Person using their phone and computer

If your personal information has been stolen or compromised, taking protective steps quickly can minimize the risk of identity theft and fraud. Here are some steps to take if you believe your information has been compromised.

File a police report

Contact your local police to file a police report of the incident. Then get a copy of the report or at the very least, the report number. This will prepare you for when you are contacting your financial institution and other agencies, as they usually require a report number.

Contact your financial institution right away 

Your financial institution will be able to “flag” your account and identify that your information has been compromised. They can put stop payments on cheques you might have had in your purse or wallet, cancel your ATM card, give you a new online banking password, leave a message on your account so other employees know the situation, and contact their Risk Management department to help monitor your account.

Alert your credit agencies

If your credit card has been stolen, contact consumer reporting company Equifax to place a fraud alert on your credit reports. Along with this, notify your credit card provider of the situation and have them cancel your stolen card and issue you a new one with a different number.

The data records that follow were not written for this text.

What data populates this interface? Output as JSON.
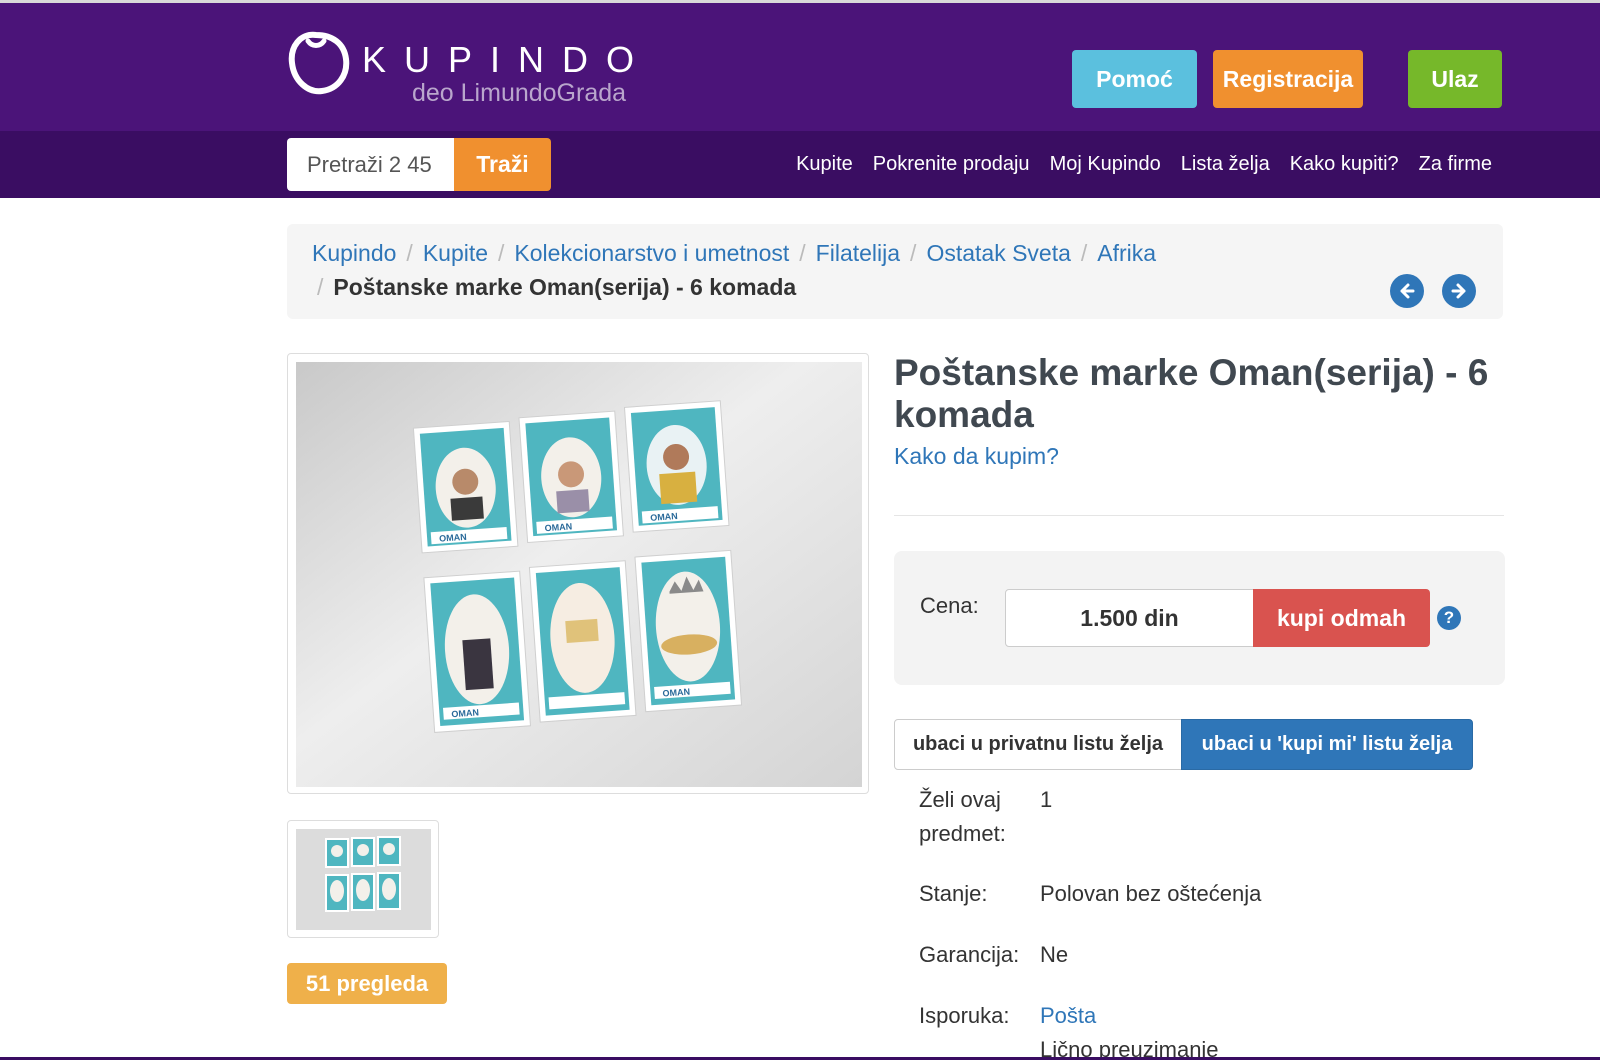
{
  "header": {
    "logo_word": "KUPINDO",
    "logo_sub": "deo LimundoGrada",
    "help_label": "Pomoć",
    "register_label": "Registracija",
    "login_label": "Ulaz"
  },
  "navbar": {
    "search_placeholder": "Pretraži 2 45",
    "search_button": "Traži",
    "links": [
      "Kupite",
      "Pokrenite prodaju",
      "Moj Kupindo",
      "Lista želja",
      "Kako kupiti?",
      "Za firme"
    ]
  },
  "breadcrumb": {
    "items": [
      "Kupindo",
      "Kupite",
      "Kolekcionarstvo i umetnost",
      "Filatelija",
      "Ostatak Sveta",
      "Afrika"
    ],
    "current": "Poštanske marke Oman(serija) - 6 komada",
    "separator": "/"
  },
  "product": {
    "title": "Poštanske marke Oman(serija) - 6 komada",
    "how_to_buy": "Kako da kupim?",
    "views": "51 pregleda",
    "price_label": "Cena:",
    "price": "1.500 din",
    "buy_label": "kupi odmah",
    "help_glyph": "?",
    "wish_private": "ubaci u privatnu listu želja",
    "wish_buyme": "ubaci u 'kupi mi' listu želja",
    "specs": {
      "wants_label_1": "Želi ovaj",
      "wants_label_2": "predmet:",
      "wants_value": "1",
      "condition_label": "Stanje:",
      "condition_value": "Polovan bez oštećenja",
      "warranty_label": "Garancija:",
      "warranty_value": "Ne",
      "delivery_label": "Isporuka:",
      "delivery_value_1": "Pošta",
      "delivery_value_2": "Lično preuzimanje"
    }
  },
  "stamp_texts": {
    "country": "OMAN"
  },
  "colors": {
    "header_bg": "#4b1479",
    "navbar_bg": "#3a0d62",
    "help_btn": "#5bc0de",
    "register_btn": "#f0902f",
    "login_btn": "#76b82a",
    "link_blue": "#2f76b8",
    "buy_red": "#d9534f",
    "badge_gold": "#efb04a"
  }
}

Notify provincial agencies

If your driver’s license or other government-issued identification has been stolen, contact the agency that issued the identification. Follow their procedures to cancel the identification and get a replacement, and ensure the agency flags your file as well.

Stay alert

Just because you’ve notified who you needed to about your compromised information doesn’t mean you should rely solely on them to protect you. Consistently monitor your accounts, use caution when using online banking and opening emails, and take action quickly if you sense something is wrong.